Google is expanding the repertoire of its Translate app to handle the instant translation or more than two dozen different languages.
Designed for both iOS and Android, the Google Translate app is adding 20 new languages. You’ll be able to translate to and from English with Bulgarian, Catalan, Croatian, Czech, Danish, Dutch, Filipino, Finnish, Hungarian, Indonesian, Lithuanian, Norwegian, Polish, Romanian, Slovak, Swedish, Turkish and Ukrainian. For Hindi and Thai, you’ll be able to do one-way translations from English.
Counting English, French, German, Italian, Portuguese, Russian and Spanish, that makes for a total of 27 languages that the app will be able to instantly translate. And what exactly is meant by instant translation?
You can point your mobile device’s camera to a sign, book or other text written in a foreign language, and it will instantly translate it into the language of your choice.
The update is rolling out over the next few days, so you may not see it right away. But it should pop up by the end of the week.
Google also offers a translation feature via its website search results and directly through its Chrome browser. But there’s clearly a need for portable, on-the-go translation.
The company faces potential competition from Skype Translator, which will be bundled with the Skype for Windows desktop app by the end of summer. The challenge for Google Translate and Skype Translator alike is to translate text on the fly and do it as quickly and accurately as possible, a la Star Trek’s universal translator. Accuracy is key as using machine technology to translate certain phrases and colloquialisms is still a challenge.
The Google Translate app offers three ways to translate text. You can simply type the text you want translated. Google Translate supports 90 languages for text-based translation. You can speak the text. Or you can point your mobile device’s camera at a sign, book or other object with text on it and watch as that text is automatically translated into the language of your choice. No Internet connection is required, so you can use the visual translation offline.
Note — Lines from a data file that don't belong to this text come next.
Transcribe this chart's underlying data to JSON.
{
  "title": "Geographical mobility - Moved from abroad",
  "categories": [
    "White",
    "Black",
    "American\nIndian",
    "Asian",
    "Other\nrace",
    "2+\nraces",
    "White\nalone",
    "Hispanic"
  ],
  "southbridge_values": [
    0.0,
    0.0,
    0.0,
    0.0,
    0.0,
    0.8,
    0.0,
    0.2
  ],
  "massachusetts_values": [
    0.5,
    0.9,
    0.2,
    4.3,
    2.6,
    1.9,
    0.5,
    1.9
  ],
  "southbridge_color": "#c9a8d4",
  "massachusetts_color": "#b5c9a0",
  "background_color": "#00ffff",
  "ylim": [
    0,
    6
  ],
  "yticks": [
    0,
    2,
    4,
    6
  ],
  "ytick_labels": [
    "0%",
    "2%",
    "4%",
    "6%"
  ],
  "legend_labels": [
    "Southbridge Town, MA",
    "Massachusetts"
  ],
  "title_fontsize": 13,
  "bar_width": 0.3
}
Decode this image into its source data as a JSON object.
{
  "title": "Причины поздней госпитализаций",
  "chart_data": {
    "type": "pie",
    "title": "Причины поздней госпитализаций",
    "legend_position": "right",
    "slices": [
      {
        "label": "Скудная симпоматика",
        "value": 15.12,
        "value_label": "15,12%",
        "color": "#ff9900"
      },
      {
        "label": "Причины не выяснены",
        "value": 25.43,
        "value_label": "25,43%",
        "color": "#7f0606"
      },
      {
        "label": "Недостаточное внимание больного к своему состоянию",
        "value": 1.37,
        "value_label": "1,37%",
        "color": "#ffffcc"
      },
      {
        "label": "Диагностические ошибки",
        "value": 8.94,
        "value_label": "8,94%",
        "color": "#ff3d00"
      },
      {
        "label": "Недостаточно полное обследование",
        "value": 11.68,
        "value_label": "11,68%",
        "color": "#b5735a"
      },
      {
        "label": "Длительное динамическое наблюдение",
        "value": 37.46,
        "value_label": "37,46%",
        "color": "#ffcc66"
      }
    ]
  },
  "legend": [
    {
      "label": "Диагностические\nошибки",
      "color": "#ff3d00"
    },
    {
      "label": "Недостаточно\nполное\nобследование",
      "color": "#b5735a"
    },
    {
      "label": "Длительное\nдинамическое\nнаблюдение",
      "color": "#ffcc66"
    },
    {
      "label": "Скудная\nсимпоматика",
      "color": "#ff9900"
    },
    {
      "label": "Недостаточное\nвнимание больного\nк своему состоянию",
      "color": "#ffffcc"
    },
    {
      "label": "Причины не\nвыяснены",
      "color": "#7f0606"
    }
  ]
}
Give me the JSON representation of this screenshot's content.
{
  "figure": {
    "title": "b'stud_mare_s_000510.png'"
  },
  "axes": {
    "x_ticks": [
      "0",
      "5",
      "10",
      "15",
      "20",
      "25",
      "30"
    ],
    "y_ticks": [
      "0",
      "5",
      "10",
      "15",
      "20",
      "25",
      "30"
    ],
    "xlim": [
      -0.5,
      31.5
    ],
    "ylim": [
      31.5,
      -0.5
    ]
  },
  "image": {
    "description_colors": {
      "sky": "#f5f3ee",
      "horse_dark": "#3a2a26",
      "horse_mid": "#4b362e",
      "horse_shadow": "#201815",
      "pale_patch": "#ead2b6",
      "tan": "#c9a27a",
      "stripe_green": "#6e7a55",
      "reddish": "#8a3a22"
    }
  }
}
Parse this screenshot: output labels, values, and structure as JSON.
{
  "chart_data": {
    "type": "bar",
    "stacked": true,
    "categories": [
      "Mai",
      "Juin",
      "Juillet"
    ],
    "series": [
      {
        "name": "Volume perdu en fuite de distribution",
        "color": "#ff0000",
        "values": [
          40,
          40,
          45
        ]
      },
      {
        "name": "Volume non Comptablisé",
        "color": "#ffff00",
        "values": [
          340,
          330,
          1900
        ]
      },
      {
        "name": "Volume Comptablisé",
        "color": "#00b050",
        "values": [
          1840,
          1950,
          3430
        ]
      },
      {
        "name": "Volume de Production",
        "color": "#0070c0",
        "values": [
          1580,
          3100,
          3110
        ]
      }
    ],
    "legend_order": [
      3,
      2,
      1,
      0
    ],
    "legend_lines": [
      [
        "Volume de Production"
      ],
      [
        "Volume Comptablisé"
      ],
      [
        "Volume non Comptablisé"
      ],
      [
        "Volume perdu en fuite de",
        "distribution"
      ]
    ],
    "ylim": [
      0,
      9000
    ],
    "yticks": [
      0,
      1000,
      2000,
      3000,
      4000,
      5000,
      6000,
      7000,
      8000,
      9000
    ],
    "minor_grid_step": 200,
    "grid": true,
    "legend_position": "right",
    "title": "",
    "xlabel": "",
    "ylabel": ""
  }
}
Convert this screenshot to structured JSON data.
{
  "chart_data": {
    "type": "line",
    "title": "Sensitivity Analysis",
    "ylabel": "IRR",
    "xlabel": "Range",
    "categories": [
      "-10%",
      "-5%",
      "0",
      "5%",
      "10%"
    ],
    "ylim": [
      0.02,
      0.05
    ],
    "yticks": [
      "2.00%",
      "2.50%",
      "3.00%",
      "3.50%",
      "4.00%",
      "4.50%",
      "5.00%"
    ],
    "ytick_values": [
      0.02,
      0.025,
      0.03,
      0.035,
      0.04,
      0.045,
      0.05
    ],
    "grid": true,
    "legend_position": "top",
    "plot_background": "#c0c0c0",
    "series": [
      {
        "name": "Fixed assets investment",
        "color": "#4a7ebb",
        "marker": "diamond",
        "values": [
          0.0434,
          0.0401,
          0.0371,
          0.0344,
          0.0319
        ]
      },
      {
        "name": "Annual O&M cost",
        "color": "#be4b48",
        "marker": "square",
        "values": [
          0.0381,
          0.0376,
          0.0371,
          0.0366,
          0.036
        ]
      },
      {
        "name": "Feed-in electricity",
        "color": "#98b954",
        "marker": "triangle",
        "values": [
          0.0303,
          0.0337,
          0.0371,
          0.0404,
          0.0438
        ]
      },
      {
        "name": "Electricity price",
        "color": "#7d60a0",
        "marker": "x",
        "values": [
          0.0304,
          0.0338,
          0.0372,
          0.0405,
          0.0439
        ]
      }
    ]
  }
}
Google is also promising smoother, more natural conversation, even on a slow mobile network.
“In many emerging markets, slow mobile networks can make it challenging to access many online tools — so if you live in an area with unreliable mobile networks, our other update today is for you,” Barak Turovsky, product lead for Google Translate, said in a blog post on Wednesday.
To help improve its app’s translation skills, Google relies on the Translate Community. At this site, people can correct any translation that Google gets wrong and type in their own phrases and translations. But even with the help of the Translate Community and today’s update, there’s still more to be done to enhance Google Translate’s skill set.
“We’ve still got lots of work to do: more than half of the content on the Internet is in English, but only around 20 percent of the world’s population speaks English,” Turovsky said. “Today’s updates knock down a few more language barriers, helping you communicate better and get the information you need.”